Jérôme Segura, lead malware intelligence analyst at Malwarebytes, first detected a website associated with the scam during the 2016 holiday season.
Tech support scam for iOS with season's colours (safari-get[.]com). pic.twitter.com/xtTBCISNRp
— Jérôme Segura (@jeromesegura) December 24, 2016
Segura explains in a blog post that the scam mainly targets Mac users running Safari:
“Simply visiting the malicious site on an older version of MacOS would start creating a series of email drafts, which eventually cause the machine to run out of memory and freeze.”
When a user visits the malicious webpage, it scans their computer to determine which MacOS version they’re running. The website then uses that information to execute one of two behaviors on the machine. In the first variant, the scam causes Apple Mail to open a series of email drafts until the machine freezes. Its second variant invokes iTunes instead.
As of this writing, machines running 10.2.2 don’t trigger the Apple Mail app denial-of-service (DoS) attack.
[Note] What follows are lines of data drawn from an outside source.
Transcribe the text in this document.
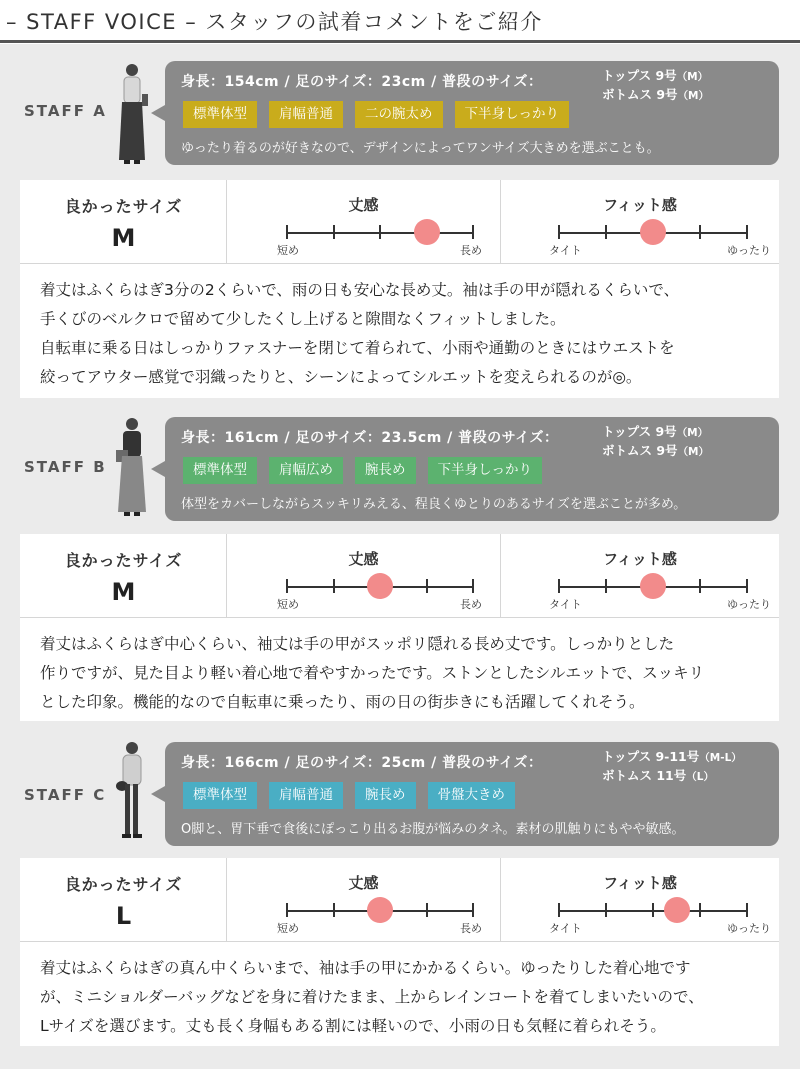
– STAFF VOICE – スタッフの試着コメントをご紹介
STAFF A
身長：154cm / 足のサイズ：23cm / 普段のサイズ：	トップス 9号（M）
ボトムス 9号（M）
標準体型	肩幅普通	二の腕太め	下半身しっかり
ゆったり着るのが好きなので、デザインによってワンサイズ大きめを選ぶことも。
良かったサイズ
M
丈感
短め	長め
フィット感
タイト	ゆったり
着丈はふくらはぎ3分の2くらいで、雨の日も安心な長め丈。袖は手の甲が隠れるくらいで、
手くびのベルクロで留めて少したくし上げると隙間なくフィットしました。
自転車に乗る日はしっかりファスナーを閉じて着られて、小雨や通勤のときにはウエストを
絞ってアウター感覚で羽織ったりと、シーンによってシルエットを変えられるのが◎。
STAFF B
身長：161cm / 足のサイズ：23.5cm / 普段のサイズ：	トップス 9号（M）
ボトムス 9号（M）
標準体型	肩幅広め	腕長め	下半身しっかり
体型をカバーしながらスッキリみえる、程良くゆとりのあるサイズを選ぶことが多め。
良かったサイズ
M
丈感
短め	長め
フィット感
タイト	ゆったり
着丈はふくらはぎ中心くらい、袖丈は手の甲がスッポリ隠れる長め丈です。しっかりとした
作りですが、見た目より軽い着心地で着やすかったです。ストンとしたシルエットで、スッキリ
とした印象。機能的なので自転車に乗ったり、雨の日の街歩きにも活躍してくれそう。
STAFF C
身長：166cm / 足のサイズ：25cm / 普段のサイズ：	トップス 9-11号（M-L）
ボトムス 11号（L）
標準体型	肩幅普通	腕長め	骨盤大きめ
O脚と、胃下垂で食後にぽっこり出るお腹が悩みのタネ。素材の肌触りにもやや敏感。
良かったサイズ
L
丈感
短め	長め
フィット感
タイト	ゆったり
着丈はふくらはぎの真ん中くらいまで、袖は手の甲にかかるくらい。ゆったりした着心地です
が、ミニショルダーバッグなどを身に着けたまま、上からレインコートを着てしまいたいので、
Lサイズを選びます。丈も長く身幅もある割には軽いので、小雨の日も気軽に着られそう。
But that doesn’t mean those updated computers are entirely protected.
As Segura notes:
“[T]the second variant appears to still be capable of opening up iTunes, without any prompt in Safari.”
The purpose of a tech support scam, which is among The State of Security’s top five scam types of 2016, is to convince users there’s something wrong with their computer. Attackers can then use a warning message such as the one displayed above to convince them into calling a fake support number, authorizing remote control to their computer, and/or purchasing an illegitimate security solution.
This tech scam depends on Mac users visiting a malicious website. With that in mind, users can protect themselves by avoiding clicking on suspicious email links. They should also make sure to update their systems on a regular basis and to maintain an up-to-date antivirus solution on their computers.